201 The Factory, 1 Yip Fat Street, Wong Chuk Hang, Hong Kong, Hong Kong
Open: Tue-Sat 11am-7pm
Sat 21 Mar 2026 to Sat 13 Jun 2026
201 The Factory, 1 Yip Fat Street, Wong Chuk Hang Les Lalanne: A Living Landscape
Tue-Sat 11am-7pm
Artist: Les Lalanne
Ben Brown Fine Arts presents Les Lalanne: A Living Landscape, a comprehensive exhibition of the celebrated artistic duo Claude and François-Xavier Lalanne, presented at the Hong Kong gallery in conjunction with Art Basel Hong Kong 2026. Conceived as an imagined garden – an enigmatic, contemplative environment inspired by the philosophy and spatial poetics of the Japanese Zen garden – the exhibition invites viewers into a slowed, reflective encounter with the sculptural world of Les Lalanne.
The exhibition draws directly from the Lalannes’ environment. Their home in Ury, France, was a place of constant activity, where family life, animals and craftsmen shared the courtyard and art was inseparable from everyday existence. The house functioned as a working studio, while the surrounding gardens became a living museum. Gardens were particularly central to Claude’s practice – carefully shaped spaces of controlled wildness, where vegetation was allowed to flourish freely yet deliberately, animated her sculpture. This fusion of nature and art, cultivation and imagination forms the conceptual core of A Living Landscape.
The enduring appeal of Les Lalanne lies in their playful ingenuity and their ability to transform nature into fantasy. Their work blurs the boundaries between functional design, fine art and the decorative arts, infused with Surrealist wit and a timeless elegance. Although Claude and François-Xavier shared a studio and exhibited together throughout their careers, their practices are distinct. Claude’s work is sinuous and ethereal, rooted in direct observation of flora and fauna, while François-Xavier’s sculptures possess a formal gravity and functional intelligence that reimagines animal forms. He was drawn to angularity and structure; she to texture and growth. Yet their works are inextricably linked, and are most fully experienced together, as they transform the gallery into an enchanted, dreamlike world.
At the heart of the exhibition is a major installation of François-Xavier’s iconic Mouton, set within the imagined garden landscape. Evoking the rhythms of grazing and transhumance, the sheep appear momentarily paused within the terrain. Comprising key variations of Lalanne’s celebrated series, this installation marks the largest public presentation of the Moutons ever shown in Hong Kong. Lalanne first introduced the series with Moutons de Laine in 1965, later expanding it to include epoxy stone and bronze versions from 1977 onwards. The exhibition features significant works from Les Nouveaux Moutons, including Bélier (1994), Brebis (1994), Agneau (1996) and Le Mouton Transhumant (1988), alongside examples from the earlier Mouton de Pierre series, produced between 1979 and 1984. At once whimsical and functional, the sheep embody Lalanne’s concept of domestic surrealism, dissolving distinctions between sculpture, furniture and everyday life.
These works are presented in dialogue with major creations by Claude, including her celebrated Entrelacs and Ginkgo furniture, flora- adorned mirrors, electroplated candelabra and enchanting Choupatte sculptures.
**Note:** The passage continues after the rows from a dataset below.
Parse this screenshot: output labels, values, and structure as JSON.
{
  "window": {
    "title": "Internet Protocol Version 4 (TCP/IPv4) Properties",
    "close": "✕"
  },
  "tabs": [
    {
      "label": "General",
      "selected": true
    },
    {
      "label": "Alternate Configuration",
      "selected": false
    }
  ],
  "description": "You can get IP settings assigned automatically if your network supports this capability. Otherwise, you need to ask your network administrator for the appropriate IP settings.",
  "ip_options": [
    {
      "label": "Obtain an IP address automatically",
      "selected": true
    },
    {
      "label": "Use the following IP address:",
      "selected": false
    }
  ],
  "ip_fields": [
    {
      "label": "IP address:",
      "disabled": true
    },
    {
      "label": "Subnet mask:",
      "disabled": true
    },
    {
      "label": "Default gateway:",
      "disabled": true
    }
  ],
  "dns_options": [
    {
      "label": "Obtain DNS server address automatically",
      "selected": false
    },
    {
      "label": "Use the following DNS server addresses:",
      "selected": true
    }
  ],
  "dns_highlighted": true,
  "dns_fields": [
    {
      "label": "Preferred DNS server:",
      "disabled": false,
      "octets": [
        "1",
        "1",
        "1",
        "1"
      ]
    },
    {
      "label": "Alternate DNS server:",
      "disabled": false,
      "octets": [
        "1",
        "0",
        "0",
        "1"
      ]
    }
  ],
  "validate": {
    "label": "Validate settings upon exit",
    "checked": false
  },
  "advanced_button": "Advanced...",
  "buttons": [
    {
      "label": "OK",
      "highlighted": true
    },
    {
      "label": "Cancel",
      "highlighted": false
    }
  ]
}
Together, they reflect Claude’s enduring fascination with nature, her distinctive humour, her Surrealist sensibility and her engagement with Nouveau Réalisme, as well as her pioneering integration of art into the domestic sphere. Through precise naturalism combined with moments of poetic transformation, Claude’s works turn familiar botanical forms into functional objects of wonder.
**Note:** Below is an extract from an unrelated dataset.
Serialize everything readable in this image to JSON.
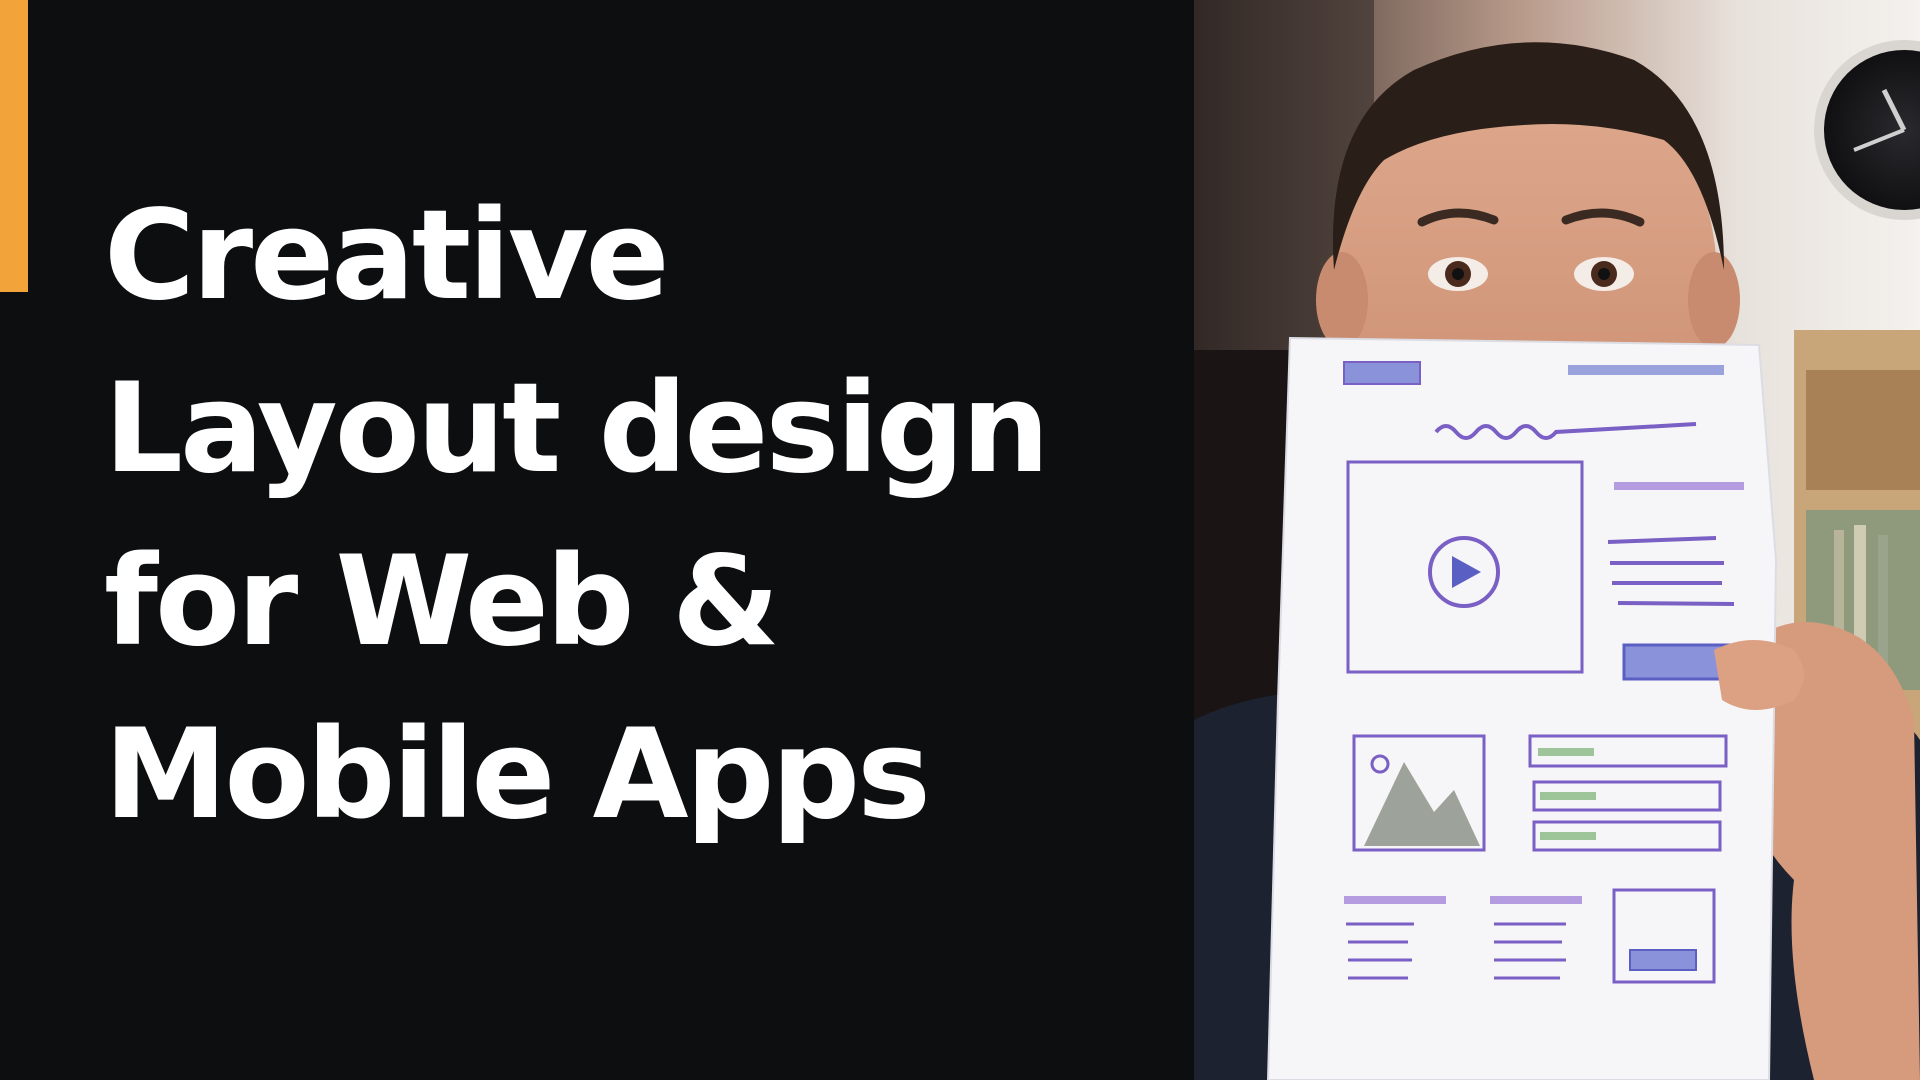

The exhibition also includes the artists’ celebrated collaborative work Singe aux Nénuphars, a rare and eloquent synthesis of their shared vision. In this piece, Claude created the tabletop, its surface evoking floating water lilies, supported by the outstretched arms of François- Xavier’s sculptural monkey. The work exemplifies the unique dialogue between the two artists, uniting Claude’s lyrical treatment of flora with François-Xavier’s sculptural interpretation of fauna.
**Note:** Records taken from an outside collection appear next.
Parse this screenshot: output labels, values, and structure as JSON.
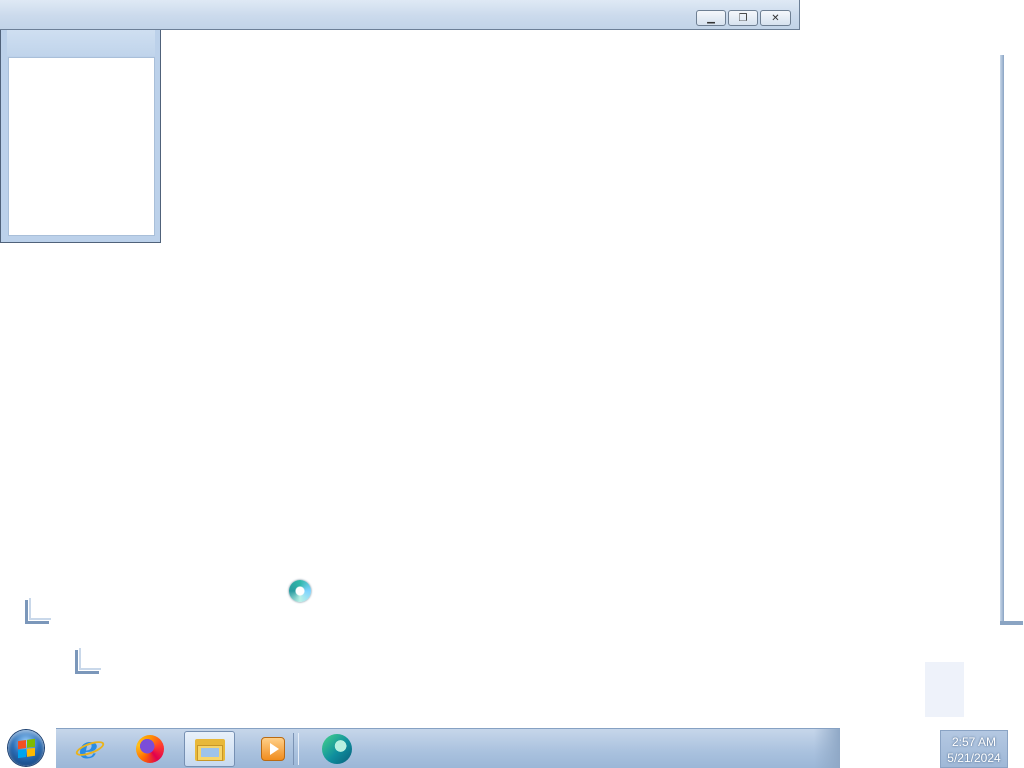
{
  "window": {
    "controls": {
      "minimize_glyph": "▁",
      "restore_glyph": "❐",
      "close_glyph": "✕"
    }
  },
  "taskbar": {
    "pinned": [
      {
        "name": "internet-explorer-icon",
        "active": false
      },
      {
        "name": "firefox-icon",
        "active": false
      },
      {
        "name": "file-explorer-icon",
        "active": true
      },
      {
        "name": "media-player-icon",
        "active": false
      },
      {
        "name": "edge-icon",
        "active": false
      }
    ]
  },
  "tray": {
    "time": "2:57 AM",
    "date": "5/21/2024"
  },
  "colors": {
    "taskbar": "#a9c1de",
    "window_frame": "#cbdaec",
    "accent": "#2b6fb8"
  }
}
Like a garden that distils the vastness of the natural world into a contained microcosm, the Lalannes distilled nature into objects. Experienced collectively, A Living Landscape transforms the Hong Kong gallery into an immersive environment where sculptural flora and fauna exist in poetic balance, where fantasy and reality converge, and where viewers are invited not to interpret, but to experience.